Cat Museums, Rat Cafes, And Introducing The Chickle, All This & More In The Weekly Spread!

We’ve all heard of the “cat cafe” trend, and may have even suffered a few arm scratches while trying to enjoy a cappuccino in the company of an adorable and furry friend, but has this pet cafe trend taken things a step too far? Meet the “Dungeon”, San Francisco's new pop-up restaurant and very own rat cafe. For the low price of $50, rat cafe patrons can sip their coffee and enjoy a show and history lesson, all while surrounded by scurrying rats. You can even adopt one of the cafe rats if you take a particular liking to them.  Personally, we thought that a rat scurrying under your table would be a clear sign that you’re in the wrong place, but apparently not. Thanks to liberal media giant Pixar, the restaurant rat agenda strikes again.  

But what is Jerry without his Tom? A new museum opening in North Carolina is dedicated to none-other-than the domestic house cat. The museum will focus on the history of the house cat and its relationship with humans over time. We know where we’ll be this summer!
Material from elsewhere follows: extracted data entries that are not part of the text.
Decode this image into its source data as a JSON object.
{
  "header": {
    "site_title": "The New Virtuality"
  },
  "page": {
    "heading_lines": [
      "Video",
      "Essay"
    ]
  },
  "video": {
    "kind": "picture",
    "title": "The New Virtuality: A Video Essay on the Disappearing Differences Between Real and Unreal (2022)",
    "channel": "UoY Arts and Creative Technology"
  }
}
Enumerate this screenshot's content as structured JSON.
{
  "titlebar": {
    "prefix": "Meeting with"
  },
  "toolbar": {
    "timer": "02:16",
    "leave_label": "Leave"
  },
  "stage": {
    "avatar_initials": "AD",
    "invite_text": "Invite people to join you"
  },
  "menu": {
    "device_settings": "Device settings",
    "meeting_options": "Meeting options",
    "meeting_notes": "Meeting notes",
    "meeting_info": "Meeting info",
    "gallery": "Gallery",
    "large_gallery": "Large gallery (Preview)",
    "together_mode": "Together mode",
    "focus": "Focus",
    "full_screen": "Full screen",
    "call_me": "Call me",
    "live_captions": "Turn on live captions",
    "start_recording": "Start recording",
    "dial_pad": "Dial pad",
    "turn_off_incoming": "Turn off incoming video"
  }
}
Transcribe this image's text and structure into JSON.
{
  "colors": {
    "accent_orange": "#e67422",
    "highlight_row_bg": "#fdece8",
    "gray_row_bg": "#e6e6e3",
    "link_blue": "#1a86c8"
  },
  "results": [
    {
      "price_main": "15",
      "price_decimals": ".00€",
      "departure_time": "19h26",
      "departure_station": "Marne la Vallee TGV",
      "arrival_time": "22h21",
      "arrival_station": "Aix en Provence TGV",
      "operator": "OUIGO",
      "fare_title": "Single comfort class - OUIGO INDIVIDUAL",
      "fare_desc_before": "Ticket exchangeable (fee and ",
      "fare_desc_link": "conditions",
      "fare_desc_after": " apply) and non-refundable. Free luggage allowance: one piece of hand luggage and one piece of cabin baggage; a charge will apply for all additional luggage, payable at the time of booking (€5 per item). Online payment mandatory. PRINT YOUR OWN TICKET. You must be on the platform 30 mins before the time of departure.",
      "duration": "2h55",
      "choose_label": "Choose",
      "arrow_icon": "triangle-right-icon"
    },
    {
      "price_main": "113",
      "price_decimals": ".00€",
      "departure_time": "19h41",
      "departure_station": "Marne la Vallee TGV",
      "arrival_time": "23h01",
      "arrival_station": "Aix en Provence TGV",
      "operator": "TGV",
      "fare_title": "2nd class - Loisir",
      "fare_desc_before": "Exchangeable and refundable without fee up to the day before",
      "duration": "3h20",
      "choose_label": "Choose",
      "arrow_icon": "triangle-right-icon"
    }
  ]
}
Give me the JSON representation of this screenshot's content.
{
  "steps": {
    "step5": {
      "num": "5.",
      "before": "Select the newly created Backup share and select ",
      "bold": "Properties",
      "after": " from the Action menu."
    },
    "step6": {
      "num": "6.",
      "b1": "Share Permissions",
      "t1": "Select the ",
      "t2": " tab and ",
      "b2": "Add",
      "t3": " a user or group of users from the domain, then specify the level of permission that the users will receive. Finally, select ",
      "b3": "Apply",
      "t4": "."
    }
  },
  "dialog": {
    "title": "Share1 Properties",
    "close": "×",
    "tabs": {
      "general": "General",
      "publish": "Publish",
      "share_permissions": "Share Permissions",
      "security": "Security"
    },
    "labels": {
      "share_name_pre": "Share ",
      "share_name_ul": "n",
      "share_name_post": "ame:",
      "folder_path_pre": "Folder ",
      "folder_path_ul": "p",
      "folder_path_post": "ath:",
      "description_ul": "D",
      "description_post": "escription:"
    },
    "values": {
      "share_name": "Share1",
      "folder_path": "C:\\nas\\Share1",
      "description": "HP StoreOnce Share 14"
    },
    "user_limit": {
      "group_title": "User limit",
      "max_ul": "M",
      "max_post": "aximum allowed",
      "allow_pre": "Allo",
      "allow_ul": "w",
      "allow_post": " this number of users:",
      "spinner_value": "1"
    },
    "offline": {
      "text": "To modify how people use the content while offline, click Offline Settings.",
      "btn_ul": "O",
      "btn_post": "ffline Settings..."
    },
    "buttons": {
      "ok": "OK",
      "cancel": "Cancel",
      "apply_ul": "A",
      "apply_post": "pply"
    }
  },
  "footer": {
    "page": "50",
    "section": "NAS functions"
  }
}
Speaking of interesting developments in the restaurant industry, ever heard of a “Chickle”? Brought to us by Minor League Baseball team, The Fresno Grizzlies, we have an unholy abomination composed of  a pickle, filled with spicy chicken. A Chickle (How do they name these things?!). Perhaps this is the perfect sandwich option for the gluten intolerant, perhaps it is a horrible way to ruin both pickle and chicken. We won’t know until we try it! Oh Minor League Baseball, your continued toying with the natural order of ballpark food is a culinary affront to us all. Except for you, IronPigs. Your decision to top a delicious funnel cake, with sweet maple syrup and savory bacon is a gift to mankind.

Beloved comedian and actor Bobby Moynihan left his position as a member of the Saturday Night Live company with one last rendition of his masterpiece: Drunk Uncle. Giving the audience his thoughts on some of the sobering aspects of the past year, and discussing the future, Drunk Uncle gave the crowd one more side-splitting ramble before he hit the road. But along with Bobby Moynihan, company members Vanessa Bayer and Sasheer Zamata said their goodbyes last weekend as well. With Bayer, we say goodbye to stand-up comic support and classic impressions like that of Miley Cyrus and Jacob the Bar Mitzvah Boy. Sasheer takes with her the impressions of Rihanna, Nicki Minaj and Diana Ross. All will be missed, but for a show often criticized for its lack of diversity, there’s going to be a decent amount of scrutiny on their replacements.

Breaking news for all beer lovers and metalheads out there, a few die hard fans in Germany are building a 7 km long underground pipeline to funnel 400,000  litres of beer to those attending the upcoming Wacken Open Air Festival! This festival is the largest metal music festival in the world, so naturally it needs the most metal of beer delivery systems. This idea came after organizers of the festival calculated that the average attendee of the festival would consume about 5.1 litres of beer over the festival weekend. Wonder what 5.1 litres of beer is in America? We did the math, and the answer is a little over 14 beers.

In a literal example of life imitating art, NASA scientist have revived a newly discovered life form that has laid dormant in a crystal for 60,000 years. We only have one thing to say to these scientists: Do you want the world to be overrun by aliens? Because this is how the world gets overrun with aliens!

For all of us who love a good crime-fighting duo, here’s one that likely is more adorable than the last detective show or sitcom you watched: Constable Tiffany Greig and her baby kangaroo sidekicks. These little guys are as loyal as any other, as they roam the Flinders Ranges in Australia, fighting crime, traversing the outback, and binge watching Crocodile Dundee  while drinking a Fosters.